Corrupção, crise económica, insegurança, maus serviços públicos e agenda conservadora são os motivos apontados por uma certa classe média e alta para sair do Brasil - mas já eram mais ou menos essas as razões mencionadas há quatro anos, quando houve debandada geral para os Estados Unidos, em particular para a Florida. Na altura, médicos chegavam a abrir clínicas em Miami e cobravam fortunas para brasileiras endinheiradas darem à luz por lá e garantirem cidadania americana aos seus filhos.
Hoje, em vez da Florida, é Portugal que está na moda. "Preferi Portugal a Miami pela calmaria", disse à revista Veja a empresária Christiana Braga, hoje a morar no Estoril. Além disso, a facilidade para obter passaporte e visto, por contraste com as resistências dos EUA versão Donald Trump, ajudam. "Os brasileiros descobriram Portugal há pouco.
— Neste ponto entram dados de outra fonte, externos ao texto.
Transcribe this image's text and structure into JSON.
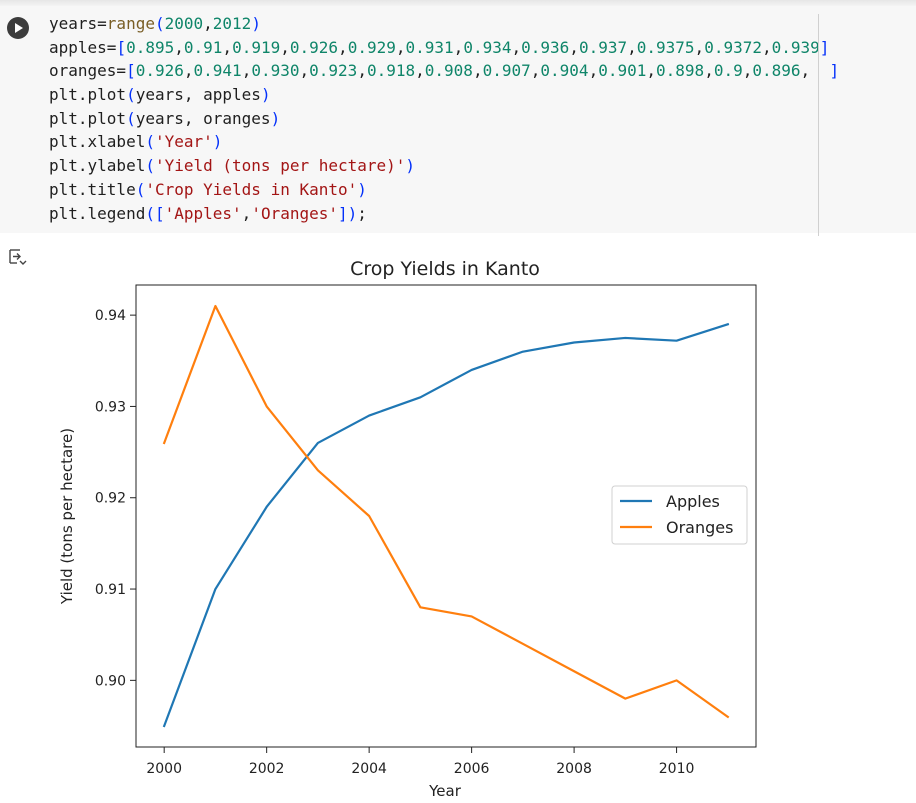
{
  "cell": {
    "code_lines": [
      [
        [
          "years=",
          ""
        ],
        [
          "range",
          "k-fn"
        ],
        [
          "(",
          "k-br"
        ],
        [
          "2000",
          "k-num"
        ],
        [
          ",",
          ""
        ],
        [
          "2012",
          "k-num"
        ],
        [
          ")",
          "k-br"
        ]
      ],
      [
        [
          "apples=",
          ""
        ],
        [
          "[",
          "k-br"
        ],
        [
          "0.895",
          "k-num"
        ],
        [
          ",",
          ""
        ],
        [
          "0.91",
          "k-num"
        ],
        [
          ",",
          ""
        ],
        [
          "0.919",
          "k-num"
        ],
        [
          ",",
          ""
        ],
        [
          "0.926",
          "k-num"
        ],
        [
          ",",
          ""
        ],
        [
          "0.929",
          "k-num"
        ],
        [
          ",",
          ""
        ],
        [
          "0.931",
          "k-num"
        ],
        [
          ",",
          ""
        ],
        [
          "0.934",
          "k-num"
        ],
        [
          ",",
          ""
        ],
        [
          "0.936",
          "k-num"
        ],
        [
          ",",
          ""
        ],
        [
          "0.937",
          "k-num"
        ],
        [
          ",",
          ""
        ],
        [
          "0.9375",
          "k-num"
        ],
        [
          ",",
          ""
        ],
        [
          "0.9372",
          "k-num"
        ],
        [
          ",",
          ""
        ],
        [
          "0.939",
          "k-num"
        ],
        [
          "]",
          "k-br"
        ]
      ],
      [
        [
          "oranges=",
          ""
        ],
        [
          "[",
          "k-br"
        ],
        [
          "0.926",
          "k-num"
        ],
        [
          ",",
          ""
        ],
        [
          "0.941",
          "k-num"
        ],
        [
          ",",
          ""
        ],
        [
          "0.930",
          "k-num"
        ],
        [
          ",",
          ""
        ],
        [
          "0.923",
          "k-num"
        ],
        [
          ",",
          ""
        ],
        [
          "0.918",
          "k-num"
        ],
        [
          ",",
          ""
        ],
        [
          "0.908",
          "k-num"
        ],
        [
          ",",
          ""
        ],
        [
          "0.907",
          "k-num"
        ],
        [
          ",",
          ""
        ],
        [
          "0.904",
          "k-num"
        ],
        [
          ",",
          ""
        ],
        [
          "0.901",
          "k-num"
        ],
        [
          ",",
          ""
        ],
        [
          "0.898",
          "k-num"
        ],
        [
          ",",
          ""
        ],
        [
          "0.9",
          "k-num"
        ],
        [
          ",",
          ""
        ],
        [
          "0.896",
          "k-num"
        ],
        [
          ",  ",
          ""
        ],
        [
          "]",
          "k-br"
        ]
      ],
      [
        [
          "plt.plot",
          ""
        ],
        [
          "(",
          "k-br"
        ],
        [
          "years, apples",
          ""
        ],
        [
          ")",
          "k-br"
        ]
      ],
      [
        [
          "plt.plot",
          ""
        ],
        [
          "(",
          "k-br"
        ],
        [
          "years, oranges",
          ""
        ],
        [
          ")",
          "k-br"
        ]
      ],
      [
        [
          "plt.xlabel",
          ""
        ],
        [
          "(",
          "k-br"
        ],
        [
          "'Year'",
          "k-str"
        ],
        [
          ")",
          "k-br"
        ]
      ],
      [
        [
          "plt.ylabel",
          ""
        ],
        [
          "(",
          "k-br"
        ],
        [
          "'Yield (tons per hectare)'",
          "k-str"
        ],
        [
          ")",
          "k-br"
        ]
      ],
      [
        [
          "plt.title",
          ""
        ],
        [
          "(",
          "k-br"
        ],
        [
          "'Crop Yields in Kanto'",
          "k-str"
        ],
        [
          ")",
          "k-br"
        ]
      ],
      [
        [
          "plt.legend",
          ""
        ],
        [
          "(",
          "k-br"
        ],
        [
          "[",
          "k-br"
        ],
        [
          "'Apples'",
          "k-str"
        ],
        [
          ",",
          ""
        ],
        [
          "'Oranges'",
          "k-str"
        ],
        [
          "]",
          "k-br"
        ],
        [
          ")",
          "k-br"
        ],
        [
          ";",
          ""
        ]
      ]
    ]
  },
  "chart_data": {
    "type": "line",
    "title": "Crop Yields in Kanto",
    "xlabel": "Year",
    "ylabel": "Yield (tons per hectare)",
    "x": [
      2000,
      2001,
      2002,
      2003,
      2004,
      2005,
      2006,
      2007,
      2008,
      2009,
      2010,
      2011
    ],
    "series": [
      {
        "name": "Apples",
        "color": "#1f77b4",
        "values": [
          0.895,
          0.91,
          0.919,
          0.926,
          0.929,
          0.931,
          0.934,
          0.936,
          0.937,
          0.9375,
          0.9372,
          0.939
        ]
      },
      {
        "name": "Oranges",
        "color": "#ff7f0e",
        "values": [
          0.926,
          0.941,
          0.93,
          0.923,
          0.918,
          0.908,
          0.907,
          0.904,
          0.901,
          0.898,
          0.9,
          0.896
        ]
      }
    ],
    "xticks": [
      2000,
      2002,
      2004,
      2006,
      2008,
      2010
    ],
    "xtick_labels": [
      "2000",
      "2002",
      "2004",
      "2006",
      "2008",
      "2010"
    ],
    "yticks": [
      0.9,
      0.91,
      0.92,
      0.93,
      0.94
    ],
    "ytick_labels": [
      "0.90",
      "0.91",
      "0.92",
      "0.93",
      "0.94"
    ],
    "xlim": [
      1999.45,
      2011.55
    ],
    "ylim": [
      0.8927,
      0.9433
    ],
    "grid": false,
    "legend": "center-right"
  },
  "icons": {
    "run": "play-icon",
    "output": "output-collapse-icon"
  }
}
Tinham fascínio pelos EUA, só queriam ir para Miami", diz Pedro Lancastre, diretor da JLL Consultoria Imobiliária. Hoje, o Brasil responde por 14% da clientela.
"Sem contar com o clima aprazível em qualquer época do ano e a comunidade de afetos que nos une", acrescenta ao jornal Folha de S. Paulo Gilmar Mendes, juiz do Supremo Tribunal Federal e figura--chave nos processos de impeachment e dos desdobramentos da Operação Lava-Jato, hoje com apartamento comprado no Príncipe Real.
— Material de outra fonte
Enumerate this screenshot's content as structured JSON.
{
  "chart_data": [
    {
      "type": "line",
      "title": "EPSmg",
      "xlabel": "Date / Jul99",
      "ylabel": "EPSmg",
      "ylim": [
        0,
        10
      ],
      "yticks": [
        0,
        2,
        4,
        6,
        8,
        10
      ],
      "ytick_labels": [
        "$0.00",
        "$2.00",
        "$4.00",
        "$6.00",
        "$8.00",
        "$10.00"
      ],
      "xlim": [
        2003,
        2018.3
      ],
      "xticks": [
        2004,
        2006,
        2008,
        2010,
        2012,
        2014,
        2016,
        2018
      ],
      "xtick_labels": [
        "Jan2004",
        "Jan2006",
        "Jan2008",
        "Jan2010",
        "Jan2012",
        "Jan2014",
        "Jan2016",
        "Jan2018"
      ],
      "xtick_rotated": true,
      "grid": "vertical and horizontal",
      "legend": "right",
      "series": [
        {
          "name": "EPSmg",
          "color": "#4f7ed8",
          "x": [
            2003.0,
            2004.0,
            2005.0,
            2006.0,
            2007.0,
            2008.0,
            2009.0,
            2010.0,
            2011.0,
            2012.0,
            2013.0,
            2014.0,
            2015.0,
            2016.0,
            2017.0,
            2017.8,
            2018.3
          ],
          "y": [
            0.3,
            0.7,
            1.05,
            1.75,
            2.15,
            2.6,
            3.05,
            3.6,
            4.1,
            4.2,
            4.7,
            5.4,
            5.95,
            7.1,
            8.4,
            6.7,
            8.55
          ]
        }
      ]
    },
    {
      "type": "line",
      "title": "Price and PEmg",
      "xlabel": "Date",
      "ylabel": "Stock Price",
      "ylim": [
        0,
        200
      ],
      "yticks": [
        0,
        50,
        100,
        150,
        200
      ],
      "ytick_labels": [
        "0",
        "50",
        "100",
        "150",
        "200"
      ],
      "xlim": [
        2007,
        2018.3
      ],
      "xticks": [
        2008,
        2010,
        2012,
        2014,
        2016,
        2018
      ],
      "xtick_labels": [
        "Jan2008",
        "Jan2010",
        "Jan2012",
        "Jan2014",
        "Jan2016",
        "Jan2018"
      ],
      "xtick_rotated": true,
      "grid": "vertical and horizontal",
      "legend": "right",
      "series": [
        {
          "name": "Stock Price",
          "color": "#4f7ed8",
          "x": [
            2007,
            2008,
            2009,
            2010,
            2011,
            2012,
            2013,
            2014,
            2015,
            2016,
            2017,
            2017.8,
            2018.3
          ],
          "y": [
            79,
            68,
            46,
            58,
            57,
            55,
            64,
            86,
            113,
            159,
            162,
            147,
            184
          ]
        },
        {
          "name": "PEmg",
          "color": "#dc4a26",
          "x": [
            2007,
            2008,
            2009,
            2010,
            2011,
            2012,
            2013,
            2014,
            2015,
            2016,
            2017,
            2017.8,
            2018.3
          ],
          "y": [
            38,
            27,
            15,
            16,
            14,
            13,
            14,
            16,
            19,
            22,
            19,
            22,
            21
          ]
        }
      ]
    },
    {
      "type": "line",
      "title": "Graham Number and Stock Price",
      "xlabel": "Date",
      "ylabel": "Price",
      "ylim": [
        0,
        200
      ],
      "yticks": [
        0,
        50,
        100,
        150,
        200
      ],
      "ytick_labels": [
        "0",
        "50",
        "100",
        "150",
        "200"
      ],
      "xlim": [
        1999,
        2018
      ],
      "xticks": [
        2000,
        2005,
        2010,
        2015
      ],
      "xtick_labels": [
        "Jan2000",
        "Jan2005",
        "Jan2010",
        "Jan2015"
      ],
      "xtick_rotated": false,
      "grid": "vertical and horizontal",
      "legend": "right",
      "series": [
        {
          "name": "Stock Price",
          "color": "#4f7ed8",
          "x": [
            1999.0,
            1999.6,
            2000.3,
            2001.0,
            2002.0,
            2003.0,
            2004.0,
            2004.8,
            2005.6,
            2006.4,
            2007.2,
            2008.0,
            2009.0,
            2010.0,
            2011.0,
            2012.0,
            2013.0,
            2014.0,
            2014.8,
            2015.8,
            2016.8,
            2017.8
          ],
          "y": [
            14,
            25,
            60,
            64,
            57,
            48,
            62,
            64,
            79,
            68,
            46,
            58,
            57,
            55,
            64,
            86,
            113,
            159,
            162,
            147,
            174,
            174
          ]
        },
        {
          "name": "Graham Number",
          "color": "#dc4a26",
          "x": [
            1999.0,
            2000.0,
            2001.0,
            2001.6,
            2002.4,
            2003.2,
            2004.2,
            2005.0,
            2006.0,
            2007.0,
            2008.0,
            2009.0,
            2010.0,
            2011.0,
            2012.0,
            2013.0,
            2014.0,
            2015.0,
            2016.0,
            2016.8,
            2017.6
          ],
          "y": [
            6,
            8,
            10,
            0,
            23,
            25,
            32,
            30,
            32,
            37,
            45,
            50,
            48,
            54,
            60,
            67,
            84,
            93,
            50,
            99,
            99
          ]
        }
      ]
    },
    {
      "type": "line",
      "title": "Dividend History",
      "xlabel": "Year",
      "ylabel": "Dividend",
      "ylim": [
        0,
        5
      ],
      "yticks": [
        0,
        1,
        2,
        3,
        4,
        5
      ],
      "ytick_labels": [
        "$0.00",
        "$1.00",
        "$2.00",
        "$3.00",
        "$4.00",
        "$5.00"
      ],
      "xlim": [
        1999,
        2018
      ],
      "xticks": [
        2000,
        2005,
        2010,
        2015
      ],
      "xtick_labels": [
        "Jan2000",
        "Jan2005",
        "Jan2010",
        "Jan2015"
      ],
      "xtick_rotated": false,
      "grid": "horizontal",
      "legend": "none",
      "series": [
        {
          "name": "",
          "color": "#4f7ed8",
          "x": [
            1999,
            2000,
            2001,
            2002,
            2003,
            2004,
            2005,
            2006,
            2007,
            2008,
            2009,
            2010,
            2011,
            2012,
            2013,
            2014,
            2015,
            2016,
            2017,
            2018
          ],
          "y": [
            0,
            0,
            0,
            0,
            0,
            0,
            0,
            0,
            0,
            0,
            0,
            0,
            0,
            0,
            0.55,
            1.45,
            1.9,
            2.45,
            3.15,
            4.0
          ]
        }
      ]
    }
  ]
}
Tudo somado, estima-se que o movimento que leva o Consulado de Portugal em São Paulo a conceder 820 novas cidadanias por mês faça crescer o número de brasileiros no país colonizador dos atuais 85 mil para 100 mil, em breve. Que essa diferença resulta da emigração de cidadãos mais qualificados e abastados, nota-se no aumento de transferências financeiras de Portugal para o Brasil - de 55,6 milhões de dólares em 2014 para 71,1 em 2016. Em 2014, a percentagem de brasileiros entre os estrangeiros que mais procuravam imóveis em Portugal era de 6%, hoje é de 10%. Até 2015, tinham sido concedidos 69 vistos gold (autorização de residência em troca de investimento de um milhão de euros) a cidadãos do Brasil, hoje são 282.
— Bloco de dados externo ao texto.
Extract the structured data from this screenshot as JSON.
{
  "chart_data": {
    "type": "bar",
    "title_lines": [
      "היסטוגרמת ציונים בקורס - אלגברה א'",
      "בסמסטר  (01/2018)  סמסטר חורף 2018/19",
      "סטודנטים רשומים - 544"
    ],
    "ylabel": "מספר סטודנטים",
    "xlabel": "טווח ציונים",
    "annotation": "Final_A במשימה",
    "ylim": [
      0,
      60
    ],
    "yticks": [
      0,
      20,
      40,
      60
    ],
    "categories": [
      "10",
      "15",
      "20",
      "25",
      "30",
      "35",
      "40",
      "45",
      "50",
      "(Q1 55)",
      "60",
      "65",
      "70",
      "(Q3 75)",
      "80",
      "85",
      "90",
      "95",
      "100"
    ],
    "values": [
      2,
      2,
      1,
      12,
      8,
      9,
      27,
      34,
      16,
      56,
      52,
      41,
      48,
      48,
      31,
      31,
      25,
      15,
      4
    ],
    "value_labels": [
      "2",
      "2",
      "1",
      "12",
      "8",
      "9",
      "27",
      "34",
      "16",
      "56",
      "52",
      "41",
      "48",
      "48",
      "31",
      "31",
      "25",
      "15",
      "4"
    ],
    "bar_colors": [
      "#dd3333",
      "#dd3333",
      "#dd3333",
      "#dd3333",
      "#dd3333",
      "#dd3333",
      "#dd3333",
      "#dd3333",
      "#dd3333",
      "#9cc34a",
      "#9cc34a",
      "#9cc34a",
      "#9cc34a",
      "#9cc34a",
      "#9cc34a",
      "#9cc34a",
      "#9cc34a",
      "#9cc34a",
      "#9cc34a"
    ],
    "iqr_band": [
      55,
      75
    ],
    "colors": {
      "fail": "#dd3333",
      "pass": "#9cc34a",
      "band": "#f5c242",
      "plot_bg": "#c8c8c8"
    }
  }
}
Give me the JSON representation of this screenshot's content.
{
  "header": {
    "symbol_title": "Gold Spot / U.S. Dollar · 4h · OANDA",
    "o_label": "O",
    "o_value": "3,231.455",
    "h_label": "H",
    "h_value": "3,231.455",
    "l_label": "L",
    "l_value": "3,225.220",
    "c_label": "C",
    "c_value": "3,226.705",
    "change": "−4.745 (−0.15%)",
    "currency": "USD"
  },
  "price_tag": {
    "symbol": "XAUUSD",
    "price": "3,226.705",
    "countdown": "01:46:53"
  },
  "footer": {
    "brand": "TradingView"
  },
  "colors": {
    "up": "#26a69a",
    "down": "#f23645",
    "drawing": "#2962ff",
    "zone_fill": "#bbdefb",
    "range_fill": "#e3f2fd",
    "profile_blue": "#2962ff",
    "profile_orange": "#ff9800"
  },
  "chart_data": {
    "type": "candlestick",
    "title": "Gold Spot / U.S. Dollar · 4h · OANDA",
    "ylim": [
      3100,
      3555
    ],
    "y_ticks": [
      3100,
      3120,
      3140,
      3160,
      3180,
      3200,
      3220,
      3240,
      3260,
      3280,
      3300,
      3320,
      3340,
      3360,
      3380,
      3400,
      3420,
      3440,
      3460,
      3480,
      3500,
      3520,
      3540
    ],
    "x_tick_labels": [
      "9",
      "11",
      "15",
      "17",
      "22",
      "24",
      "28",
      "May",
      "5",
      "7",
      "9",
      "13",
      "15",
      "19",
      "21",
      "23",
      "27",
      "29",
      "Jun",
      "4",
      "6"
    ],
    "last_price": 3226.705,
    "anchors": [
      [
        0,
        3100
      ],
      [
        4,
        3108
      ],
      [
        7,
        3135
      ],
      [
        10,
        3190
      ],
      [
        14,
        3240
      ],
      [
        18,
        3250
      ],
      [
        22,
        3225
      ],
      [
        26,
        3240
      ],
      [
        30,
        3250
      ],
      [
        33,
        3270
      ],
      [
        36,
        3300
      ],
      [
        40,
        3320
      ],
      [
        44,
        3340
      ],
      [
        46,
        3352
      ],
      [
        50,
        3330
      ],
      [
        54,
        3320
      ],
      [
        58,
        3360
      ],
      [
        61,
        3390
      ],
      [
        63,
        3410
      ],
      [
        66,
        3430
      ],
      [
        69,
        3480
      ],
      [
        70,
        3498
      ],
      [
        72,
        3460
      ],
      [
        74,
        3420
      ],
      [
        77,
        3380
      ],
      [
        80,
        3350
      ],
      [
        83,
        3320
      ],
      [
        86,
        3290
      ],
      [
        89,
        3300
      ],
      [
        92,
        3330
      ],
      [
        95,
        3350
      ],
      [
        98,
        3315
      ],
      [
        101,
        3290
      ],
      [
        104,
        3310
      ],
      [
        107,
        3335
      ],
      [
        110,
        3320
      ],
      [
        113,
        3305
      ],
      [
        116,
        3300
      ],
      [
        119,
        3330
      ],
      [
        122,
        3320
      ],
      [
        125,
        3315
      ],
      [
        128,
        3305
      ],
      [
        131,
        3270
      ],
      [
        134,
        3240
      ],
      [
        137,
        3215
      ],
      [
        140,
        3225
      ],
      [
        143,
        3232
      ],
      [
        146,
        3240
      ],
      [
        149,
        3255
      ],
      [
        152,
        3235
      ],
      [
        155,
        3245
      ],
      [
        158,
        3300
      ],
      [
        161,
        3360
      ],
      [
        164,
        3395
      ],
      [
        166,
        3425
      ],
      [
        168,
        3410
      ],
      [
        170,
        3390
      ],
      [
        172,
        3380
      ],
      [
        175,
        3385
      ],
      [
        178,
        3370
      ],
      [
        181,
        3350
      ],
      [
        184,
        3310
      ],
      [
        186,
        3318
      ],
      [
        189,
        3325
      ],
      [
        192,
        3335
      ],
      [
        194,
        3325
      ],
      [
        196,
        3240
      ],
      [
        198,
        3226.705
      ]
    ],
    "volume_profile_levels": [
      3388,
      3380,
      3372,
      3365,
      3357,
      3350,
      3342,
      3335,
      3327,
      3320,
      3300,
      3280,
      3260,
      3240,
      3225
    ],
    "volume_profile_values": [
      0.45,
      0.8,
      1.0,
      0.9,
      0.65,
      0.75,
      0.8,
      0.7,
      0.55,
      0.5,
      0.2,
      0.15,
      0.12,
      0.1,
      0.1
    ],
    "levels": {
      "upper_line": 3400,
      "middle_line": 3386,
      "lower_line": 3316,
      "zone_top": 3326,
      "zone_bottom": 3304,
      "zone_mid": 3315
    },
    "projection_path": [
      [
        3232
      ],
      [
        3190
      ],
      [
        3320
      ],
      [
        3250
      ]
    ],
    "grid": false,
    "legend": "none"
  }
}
"Recomendamos fortemente o investimento em imóveis em Portugal. Você paga barato, está na Europa, forma um património em euros e o retorno varia de 5% a 15%", avalia Renato Breia, sócio da Empiricus, consultoria financeira que abriu filial em Lisboa. O metro quadrado em áreas nobres de Lisboa, apesar de uma subida de 46% nos últimos dois anos, ainda é barato comparado com outras capitais europeias - ronda euro oito mil euros; em Paris chega a euro 18 mil e em Londres a 27 mil euros.
Depois de ter sido feita refém num assalto em Curitiba, a família de Aroldo Schultz, um dos tais 282 brasileiros com visto gold, vive agora no Belas Clube de Campo, entre Sintra e Lisboa, em nome "da segurança". Dono de uma produtora de vídeo, José Luiz Nogueira, 57 anos, trocou o caos de São Paulo por um apartamento com vista para o Tejo, pela "qualidade de vida". "Os meus filhos de 13 e 10 anos andam sozinhos de metro", uma missão arriscada para pré-adolescentes paulistanos, relata ao jornal Folha de S. Paulo.
Porém, a cidade mais procurada pelas classes média e alta brasileiras não é Lisboa: é Coimbra, onde mais de 10% dos alunos da universidade são naturais de Terras de Vera Cruz. Um indicador de que no futuro o número de brasileiros e descendentes em Portugal continuará a crescer.